『ガメラ対深海怪獣ジグラ』は、1971年に公開された昭和ガメラシリーズの第7作目です。
次回作の制作が決定していたものの、大映が倒産したためこの作品が昭和ガメラシリーズ最後の完全新作となりました。
Netflixで配信予定の『GAMERA -Rebirth-』に備えて、昭和ガメラシリーズを見直したのでネタバレありの感想でも。
ストーリー
母国の海が公害に蝕まれたジグラ星人は、健一とヘレンと彼らの父親ら4人の人質をとり地球侵略を宣言する。
ジグラの操る3色光線にはさすがの地球防衛軍の攻撃も歯が立たない・・・。
480光年遥か宇宙の彼方から攻めてきたジグラ星人と子供たちの味方ガメラが、鴨川シーワールドで激突する。
Sponsored Links
感想
前作『ガメラ対大魔獣ジャイガー』では『対バイラス』『対ギロン』と続いた頓珍漢な宇宙人侵略モノからいい感じに変化があったものの、今回は再び宇宙人侵略モノへ逆戻りすることに。
冒頭から環境問題がテーマになっているものの、これまたツッコミどころ満載の作品でした。
生かされない設定の数々
南米や東京など地球全体でマグニチュード12以上の大きな地震を起こし地球人を脅してくるジグラ星人。
月面基地を爆破されたり各地で地震を起こされたりでかなり甚大な被害を受けてるわりに緊迫感が0な地球人側の描写がずっと続くので切迫感がなし。
予算の問題か東京も崩壊後の映像しか映し出されずで、せっかくジグラ星人に脅されて絶望感が生まれるシーンなのに全く生きてこずでした。
地球はここまでやられてるのに後半の潜水球バチスカーフに乗った4人を助けるためだけに人類が降伏する流れは、もうちょっとどうにかならんかったんかと思ってしまう。
宇宙人X1号
その正体は、冒頭の月面基地で探検車ごと拐われていた日本人の菅原ちか子。
拐われてたことすらすっかり忘れてたんで、正体が判明した時はびっくりした記憶が。
宇宙船内ではレオタード風のデザインで、地球に降りてからは海水浴客から奪った水着になり、さらに研究所ではミニスカの衣装にチェンジと全編を通してちょっとセクシーなお色気担当。

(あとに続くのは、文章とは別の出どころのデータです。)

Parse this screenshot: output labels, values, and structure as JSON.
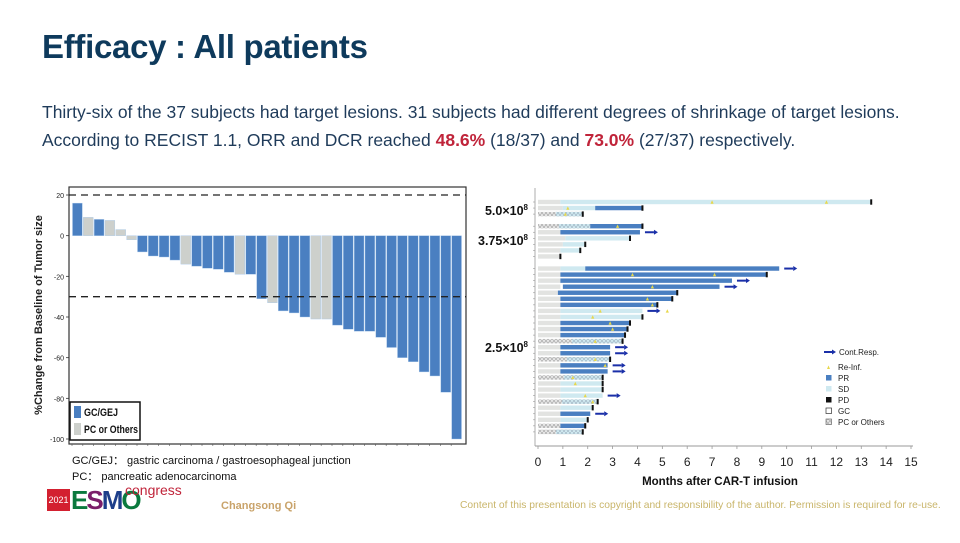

パチンパチンと次々に催眠術をかけていくものの、子どもとのやり取りや行動でどこか抜けてる印象です。
鴨川シーワールドでの健一とヘレンを追いかける一連のシーンがまた冗長で、この場面で子ども二人を執拗に追う設定も別に秘密裏に侵略しようとしてるわけでもないので意味がないのが...
深海怪獣ジグラ
ふるさとの星が環境汚染で滅んでしまい、綺麗な水の惑星に移住するために地球にやってきたジグラ。

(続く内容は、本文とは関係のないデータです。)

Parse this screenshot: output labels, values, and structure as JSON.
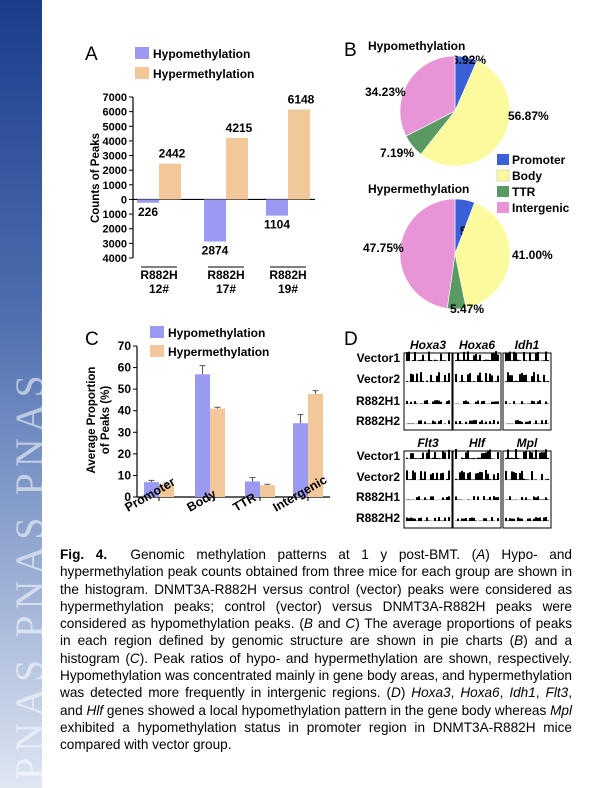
{
  "sidebar": {
    "watermark": "PNAS PNAS PNAS"
  },
  "panelA": {
    "letter": "A",
    "legend": [
      "Hypomethylation",
      "Hypermethylation"
    ],
    "ylabel": "Counts of Peaks",
    "colors": {
      "hypo": "#9a9af2",
      "hyper": "#f2c89b"
    }
  },
  "panelB": {
    "letter": "B",
    "hypo_title": "Hypomethylation",
    "hyper_title": "Hypermethylation",
    "legend": [
      "Promoter",
      "Body",
      "TTR",
      "Intergenic"
    ],
    "colors": {
      "promoter": "#3a5fd6",
      "body": "#fbfb9e",
      "ttr": "#5a9a62",
      "intergenic": "#e795d6"
    }
  },
  "panelC": {
    "letter": "C",
    "legend": [
      "Hypomethylation",
      "Hypermethylation"
    ],
    "ylabel": "Average Proportion of Peaks (%)",
    "ylabel_line1": "Average Proportion",
    "ylabel_line2": "of Peaks (%)"
  },
  "panelD": {
    "letter": "D",
    "genes_top": [
      "Hoxa3",
      "Hoxa6",
      "Idh1"
    ],
    "genes_bottom": [
      "Flt3",
      "Hlf",
      "Mpl"
    ],
    "samples": [
      "Vector1",
      "Vector2",
      "R882H1",
      "R882H2"
    ]
  },
  "chart_data": [
    {
      "type": "bar",
      "categories": [
        "R882H 12#",
        "R882H 17#",
        "R882H 19#"
      ],
      "category_lines": [
        [
          "R882H",
          "12#"
        ],
        [
          "R882H",
          "17#"
        ],
        [
          "R882H",
          "19#"
        ]
      ],
      "series": [
        {
          "name": "Hypomethylation",
          "values": [
            -226,
            -2874,
            -1104
          ],
          "labels": [
            "226",
            "2874",
            "1104"
          ]
        },
        {
          "name": "Hypermethylation",
          "values": [
            2442,
            4215,
            6148
          ],
          "labels": [
            "2442",
            "4215",
            "6148"
          ]
        }
      ],
      "ylabel": "Counts of Peaks",
      "ylim": [
        -4000,
        7000
      ],
      "yticks": [
        7000,
        6000,
        5000,
        4000,
        3000,
        2000,
        1000,
        0,
        -1000,
        -2000,
        -3000,
        -4000
      ],
      "ytick_labels": [
        "7000",
        "6000",
        "5000",
        "4000",
        "3000",
        "2000",
        "1000",
        "0",
        "1000",
        "2000",
        "3000",
        "4000"
      ]
    },
    {
      "type": "pie",
      "title": "Hypomethylation",
      "slices": [
        {
          "name": "Promoter",
          "value": 6.92,
          "label": "6.92%"
        },
        {
          "name": "Body",
          "value": 56.87,
          "label": "56.87%"
        },
        {
          "name": "TTR",
          "value": 7.19,
          "label": "7.19%"
        },
        {
          "name": "Intergenic",
          "value": 34.23,
          "label": "34.23%"
        }
      ]
    },
    {
      "type": "pie",
      "title": "Hypermethylation",
      "slices": [
        {
          "name": "Promoter",
          "value": 5.8,
          "label": "5.80%"
        },
        {
          "name": "Body",
          "value": 41.0,
          "label": "41.00%"
        },
        {
          "name": "TTR",
          "value": 5.47,
          "label": "5.47%"
        },
        {
          "name": "Intergenic",
          "value": 47.75,
          "label": "47.75%"
        }
      ]
    },
    {
      "type": "bar",
      "categories": [
        "Promoter",
        "Body",
        "TTR",
        "Intergenic"
      ],
      "series": [
        {
          "name": "Hypomethylation",
          "values": [
            6.9,
            56.9,
            7.2,
            34.2
          ],
          "errors": [
            0.8,
            4.0,
            1.8,
            4.0
          ]
        },
        {
          "name": "Hypermethylation",
          "values": [
            5.8,
            41.0,
            5.5,
            47.8
          ],
          "errors": [
            0.6,
            0.6,
            0.4,
            1.5
          ]
        }
      ],
      "ylabel": "Average Proportion of Peaks (%)",
      "ylim": [
        0,
        70
      ],
      "yticks": [
        0,
        10,
        20,
        30,
        40,
        50,
        60,
        70
      ]
    }
  ],
  "caption": {
    "fig_label": "Fig. 4.",
    "segments": [
      {
        "t": "Genomic methylation patterns at 1 y post-BMT. (",
        "i": false
      },
      {
        "t": "A",
        "i": true
      },
      {
        "t": ") Hypo- and hypermethylation peak counts obtained from three mice for each group are shown in the histogram. DNMT3A-R882H versus control (vector) peaks were considered as hypermethylation peaks; control (vector) versus DNMT3A-R882H peaks were considered as hypomethylation peaks. (",
        "i": false
      },
      {
        "t": "B",
        "i": true
      },
      {
        "t": " and ",
        "i": false
      },
      {
        "t": "C",
        "i": true
      },
      {
        "t": ") The average proportions of peaks in each region defined by genomic structure are shown in pie charts (",
        "i": false
      },
      {
        "t": "B",
        "i": true
      },
      {
        "t": ") and a histogram (",
        "i": false
      },
      {
        "t": "C",
        "i": true
      },
      {
        "t": "). Peak ratios of hypo- and hypermethylation are shown, respectively. Hypomethylation was concentrated mainly in gene body areas, and hypermethylation was detected more frequently in intergenic regions. (",
        "i": false
      },
      {
        "t": "D",
        "i": true
      },
      {
        "t": ") ",
        "i": false
      },
      {
        "t": "Hoxa3",
        "i": true
      },
      {
        "t": ", ",
        "i": false
      },
      {
        "t": "Hoxa6",
        "i": true
      },
      {
        "t": ", ",
        "i": false
      },
      {
        "t": "Idh1",
        "i": true
      },
      {
        "t": ", ",
        "i": false
      },
      {
        "t": "Flt3",
        "i": true
      },
      {
        "t": ", and ",
        "i": false
      },
      {
        "t": "Hlf",
        "i": true
      },
      {
        "t": " genes showed a local hypomethylation pattern in the gene body whereas ",
        "i": false
      },
      {
        "t": "Mpl",
        "i": true
      },
      {
        "t": " exhibited a hypomethylation status in promoter region in DNMT3A-R882H mice compared with vector group.",
        "i": false
      }
    ]
  }
}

ガメラに宇宙船が破壊され、ふるさとの星と地球の海での水圧の違いで身体が大きくなった結果が今作の状態。
巨大になった怪獣のデザインは印象的ですが、宇宙船内の顔だけ覗いた状態のほうが迫力があり怖いですね。
海中では高い機動性と鋭い頭部を使いガメラよりも強いものの、陸に上がると機動性も活かせず、最後はガメラが投げた岩石が鼻先に刺ささり動けなくなったところに火炎放射をもろに浴び、燃え尽きると最終対決は10分ほどの短さ。

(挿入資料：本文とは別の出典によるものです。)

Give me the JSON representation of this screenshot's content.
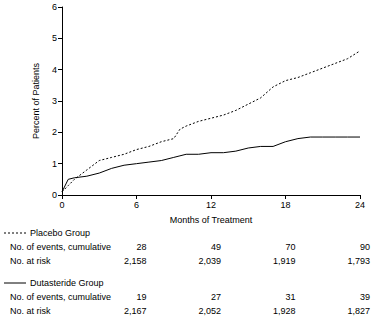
{
  "chart_data": {
    "type": "line",
    "xlabel": "Months of Treatment",
    "ylabel": "Percent of Patients",
    "x": [
      0,
      0.5,
      1,
      2,
      3,
      4,
      5,
      6,
      7,
      8,
      9,
      9.5,
      10,
      11,
      12,
      13,
      14,
      15,
      16,
      17,
      18,
      19,
      20,
      21,
      22,
      23,
      24
    ],
    "series": [
      {
        "name": "Placebo Group",
        "color": "#000000",
        "line_style": "dotted",
        "values": [
          0.1,
          0.3,
          0.5,
          0.8,
          1.1,
          1.2,
          1.3,
          1.45,
          1.55,
          1.7,
          1.8,
          2.1,
          2.2,
          2.35,
          2.45,
          2.55,
          2.7,
          2.9,
          3.1,
          3.45,
          3.65,
          3.75,
          3.9,
          4.05,
          4.2,
          4.35,
          4.6
        ]
      },
      {
        "name": "Dutasteride Group",
        "color": "#000000",
        "line_style": "solid",
        "values": [
          0.1,
          0.5,
          0.55,
          0.6,
          0.7,
          0.85,
          0.95,
          1.0,
          1.05,
          1.1,
          1.2,
          1.25,
          1.3,
          1.3,
          1.35,
          1.35,
          1.4,
          1.5,
          1.55,
          1.55,
          1.7,
          1.8,
          1.85,
          1.85,
          1.85,
          1.85,
          1.85
        ]
      }
    ],
    "xlim": [
      0,
      24
    ],
    "xticks": [
      0,
      6,
      12,
      18,
      24
    ],
    "ylim": [
      0,
      6
    ],
    "yticks": [
      0,
      1,
      2,
      3,
      4,
      5,
      6
    ],
    "grid": false
  },
  "risk_table": {
    "groups": [
      {
        "name": "Placebo Group",
        "line_style": "dotted",
        "rows": [
          {
            "label": "No. of events, cumulative",
            "values": [
              "28",
              "49",
              "70",
              "90"
            ]
          },
          {
            "label": "No. at risk",
            "values": [
              "2,158",
              "2,039",
              "1,919",
              "1,793"
            ]
          }
        ]
      },
      {
        "name": "Dutasteride Group",
        "line_style": "solid",
        "rows": [
          {
            "label": "No. of events, cumulative",
            "values": [
              "19",
              "27",
              "31",
              "39"
            ]
          },
          {
            "label": "No. at risk",
            "values": [
              "2,167",
              "2,052",
              "1,928",
              "1,827"
            ]
          }
        ]
      }
    ]
  }
}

またバイラスがいるのに同じような海洋生物デザインで海中で対決するため戦闘シーンも既視感があるし、ストーリーも鴨川シーワールドの近辺だけで終わってしまうのでスケール感のショボさが際立ってしまいましたね。
最後に
『ガメラ対深海怪獣ジグラ』は、環境問題をテーマに入れつつもパターン化したいつものガメラ映画でした。
あの深度で潜水球バチスカーフ内に水が入ってきたら、その時点で水圧で木っ端微塵でしょ。
『GAMERA -Rebirth-』を楽しみにしている方には、ジグラの怪獣としての姿を知るためにもおすすめの作品です。